Полчаса дороги по перевалу показались почти вечностью. Наконец, где-то впереди мелькнула в тучах прогалинка, чувство облегчения шевельнулось в груди – перевал заканчивается и сейчас можно облегченно вздохнуть. Вот дорога пошла под уклон, но особой радости от этого я уже не испытываю. С некоторой грустью и отрешенностью я смотрю на быстро светлеющее и расширяющееся небо, на превращение свинцовых туч в серебристые облака, на появление первых редких сосен и голых деревьев, похожих на клены, по обочинам уже бегущей вниз дороге.
Я думаю о том. что ничто никуда не исчезает, трудности и испытания присутствуют в жизни человеческой и здесь, в Америке,  и порой они также неожиданны и внезапны как в оставленной на той стороне земли России. Да, может, они чувствуются здесь меньше, не давят каждую минуту на сознание и душу, как там, но это скорее видимость, может, желаемое в силу внешних обстоятельств  – климат мягче, теплее, жизнь более устроена, упорядочена, организована, нет спешки и бесконечной озабоченности даже о малом и необходимом, ибо всего достаточно и даже много. Но если все-таки отрешится от яркого солнца, бесконечного потока машин, полок магазинов и сияющих улыбок, остановиться, оглянуться, то понимаешь, что не всегда внешнее здесь, на этой стороне, есть реальность, и здесь ее можно срежиссировать и даже симулировать. Жизненный опыт на той стороне планеты шептал об этом, и к нему позже пришлось и прислушиваться и порой его вспоминать…
Дочь проснулась и с любопытством глядела в окно – такие пейзажи она видит впервые, опасность нависших над нами скал и обстоятельства предстоящей жизни, о которых я размышляю и заранее переживаю, она не представляет и не ощущает, только вертит головой, широко открыв глаза:
- Папа, а это горы, да? Какие большие! – ее лицо выражает восхищение и удивление. – А когда мы приедем? Скоро?
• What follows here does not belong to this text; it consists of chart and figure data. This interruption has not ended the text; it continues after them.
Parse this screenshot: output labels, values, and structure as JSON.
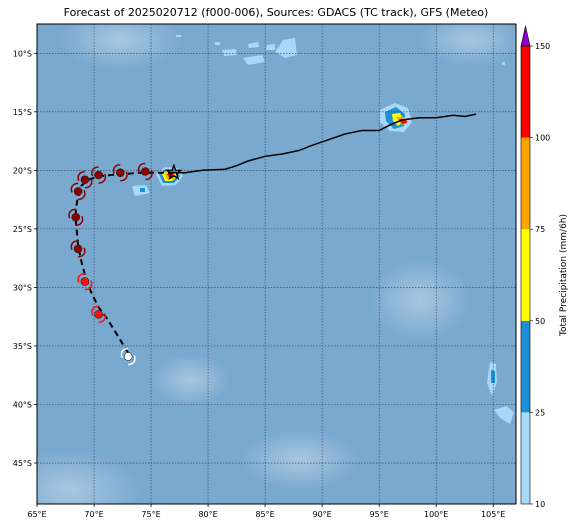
{
  "title": "Forecast of 2025020712 (f000-006), Sources: GDACS (TC track), GFS (Meteo)",
  "map": {
    "lon_range": [
      65,
      107
    ],
    "lat_range": [
      -48.5,
      -7.5
    ],
    "lon_ticks": [
      {
        "value": 65,
        "label": "65°E"
      },
      {
        "value": 70,
        "label": "70°E"
      },
      {
        "value": 75,
        "label": "75°E"
      },
      {
        "value": 80,
        "label": "80°E"
      },
      {
        "value": 85,
        "label": "85°E"
      },
      {
        "value": 90,
        "label": "90°E"
      },
      {
        "value": 95,
        "label": "95°E"
      },
      {
        "value": 100,
        "label": "100°E"
      },
      {
        "value": 105,
        "label": "105°E"
      }
    ],
    "lat_ticks": [
      {
        "value": -10,
        "label": "10°S"
      },
      {
        "value": -15,
        "label": "15°S"
      },
      {
        "value": -20,
        "label": "20°S"
      },
      {
        "value": -25,
        "label": "25°S"
      },
      {
        "value": -30,
        "label": "30°S"
      },
      {
        "value": -35,
        "label": "35°S"
      },
      {
        "value": -40,
        "label": "40°S"
      },
      {
        "value": -45,
        "label": "45°S"
      }
    ],
    "grid": true,
    "ocean_color": "#7aa9d0"
  },
  "track": {
    "past": [
      [
        103.5,
        -15.2
      ],
      [
        102.5,
        -15.4
      ],
      [
        101.5,
        -15.3
      ],
      [
        100,
        -15.5
      ],
      [
        98.5,
        -15.5
      ],
      [
        97,
        -15.7
      ],
      [
        96,
        -16.1
      ],
      [
        95,
        -16.6
      ],
      [
        93.5,
        -16.6
      ],
      [
        92,
        -16.9
      ],
      [
        90.5,
        -17.4
      ],
      [
        89,
        -17.9
      ],
      [
        88,
        -18.3
      ],
      [
        86.5,
        -18.6
      ],
      [
        85,
        -18.8
      ],
      [
        83.5,
        -19.2
      ],
      [
        82.5,
        -19.6
      ],
      [
        81.5,
        -19.9
      ],
      [
        79.5,
        -20.0
      ],
      [
        78,
        -20.2
      ],
      [
        77,
        -20.2
      ]
    ],
    "forecast": [
      [
        77,
        -20.2
      ],
      [
        75.5,
        -20.2
      ],
      [
        74,
        -20.2
      ],
      [
        72.8,
        -20.3
      ],
      [
        71.5,
        -20.4
      ],
      [
        70.5,
        -20.5
      ],
      [
        69.5,
        -20.8
      ],
      [
        68.9,
        -21.3
      ],
      [
        68.6,
        -22.2
      ],
      [
        68.4,
        -23.3
      ],
      [
        68.4,
        -24.3
      ],
      [
        68.5,
        -25.3
      ],
      [
        68.6,
        -26.4
      ],
      [
        68.9,
        -27.8
      ],
      [
        69.3,
        -29.3
      ],
      [
        69.8,
        -30.5
      ],
      [
        70.4,
        -31.7
      ],
      [
        71.1,
        -32.6
      ],
      [
        72,
        -34
      ],
      [
        73,
        -35.6
      ],
      [
        73.1,
        -36.2
      ]
    ],
    "current_position": [
      77,
      -20.2
    ]
  },
  "storm_symbols": [
    {
      "lon": 74.5,
      "lat": -20.1,
      "color": "#8b0000"
    },
    {
      "lon": 72.3,
      "lat": -20.2,
      "color": "#8b0000"
    },
    {
      "lon": 70.4,
      "lat": -20.4,
      "color": "#8b0000"
    },
    {
      "lon": 69.2,
      "lat": -20.8,
      "color": "#8b0000"
    },
    {
      "lon": 68.6,
      "lat": -21.8,
      "color": "#8b0000"
    },
    {
      "lon": 68.4,
      "lat": -24.0,
      "color": "#8b0000"
    },
    {
      "lon": 68.6,
      "lat": -26.7,
      "color": "#8b0000"
    },
    {
      "lon": 69.2,
      "lat": -29.5,
      "color": "#ff1010"
    },
    {
      "lon": 70.4,
      "lat": -32.3,
      "color": "#ff1010"
    },
    {
      "lon": 73.0,
      "lat": -35.9,
      "color": "#ffffff"
    }
  ],
  "colorbar": {
    "label": "Total Precipitation (mm/6h)",
    "ticks": [
      "10",
      "25",
      "50",
      "75",
      "100",
      "150"
    ],
    "colors": [
      "#a8d8f8",
      "#1e90d8",
      "#ffff00",
      "#ffa500",
      "#ff0000"
    ],
    "extend_color": "#8a00d0"
  }
}
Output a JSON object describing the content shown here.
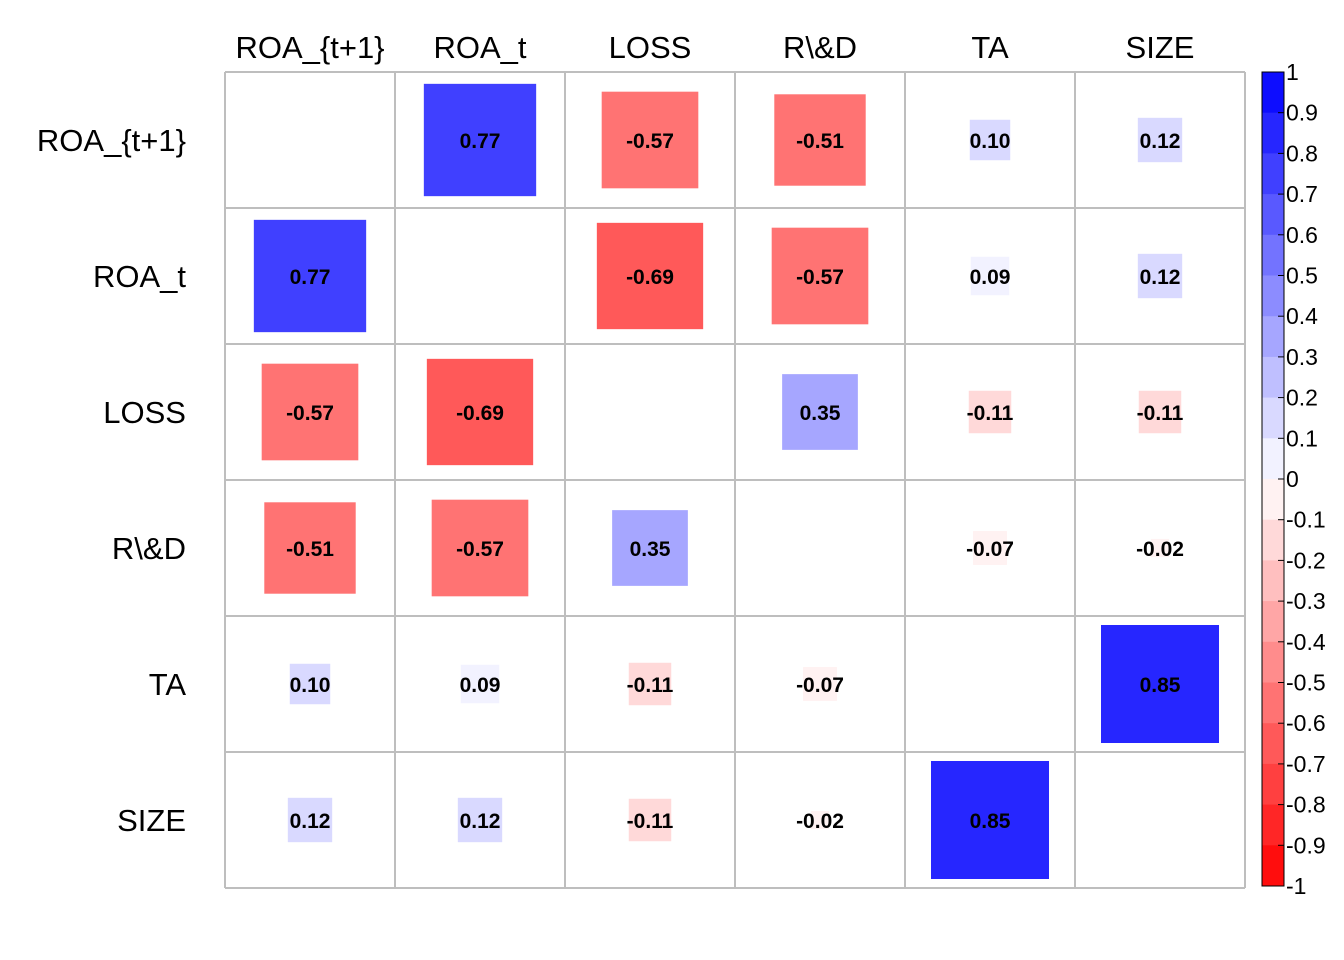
{
  "chart_data": {
    "type": "heatmap",
    "variables": [
      "ROA_{t+1}",
      "ROA_t",
      "LOSS",
      "R\\&D",
      "TA",
      "SIZE"
    ],
    "matrix": [
      [
        null,
        0.77,
        -0.57,
        -0.51,
        0.1,
        0.12
      ],
      [
        0.77,
        null,
        -0.69,
        -0.57,
        0.09,
        0.12
      ],
      [
        -0.57,
        -0.69,
        null,
        0.35,
        -0.11,
        -0.11
      ],
      [
        -0.51,
        -0.57,
        0.35,
        null,
        -0.07,
        -0.02
      ],
      [
        0.1,
        0.09,
        -0.11,
        -0.07,
        null,
        0.85
      ],
      [
        0.12,
        0.12,
        -0.11,
        -0.02,
        0.85,
        null
      ]
    ],
    "value_labels": [
      [
        "",
        "0.77",
        "-0.57",
        "-0.51",
        "0.10",
        "0.12"
      ],
      [
        "0.77",
        "",
        "-0.69",
        "-0.57",
        "0.09",
        "0.12"
      ],
      [
        "-0.57",
        "-0.69",
        "",
        "0.35",
        "-0.11",
        "-0.11"
      ],
      [
        "-0.51",
        "-0.57",
        "0.35",
        "",
        "-0.07",
        "-0.02"
      ],
      [
        "0.10",
        "0.09",
        "-0.11",
        "-0.07",
        "",
        "0.85"
      ],
      [
        "0.12",
        "0.12",
        "-0.11",
        "-0.02",
        "0.85",
        ""
      ]
    ],
    "diagonal_blank": true,
    "color_scale": {
      "range": [
        -1,
        1
      ],
      "low_color": "#FF0000",
      "mid_color": "#FFFFFF",
      "high_color": "#0000FF",
      "tick_labels": [
        "1",
        "0.9",
        "0.8",
        "0.7",
        "0.6",
        "0.5",
        "0.4",
        "0.3",
        "0.2",
        "0.1",
        "0",
        "-0.1",
        "-0.2",
        "-0.3",
        "-0.4",
        "-0.5",
        "-0.6",
        "-0.7",
        "-0.8",
        "-0.9",
        "-1"
      ]
    },
    "colorbar_position": "right",
    "grid_color": "#BEBEBE"
  }
}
Да, скоро. Дорога все быстрее бежит вниз, уже не вьется и не кружится медленным черным кондором над обрывами и пропастями, а гудит выпущенной стрелой, летящей в яблочко мишени – мы уже у цели. Даже прозрачные облака уже исчезли, струящийся  теплый ветер наполняет кабину запахом сладкой калифорнийской пыли. Вот мелькает изумрудно-янтарная сосновая роща возле темно-зеленого озера, над ним поднимается и едва шевелится как прозрачная фата невесты легкий туман, вот последние скалы, кажущиеся уже случайными и инородными в этом пространстве света, проплывают и их накрывает, затапливает гигантское солнечное цунами. И через несколько минут усталому взору предстает бесконечная равнина, залитая золотисто-алым мерцанием, наполненная прозрачной светящейся дымкой, за которой проступает безбрежное море иной жизни.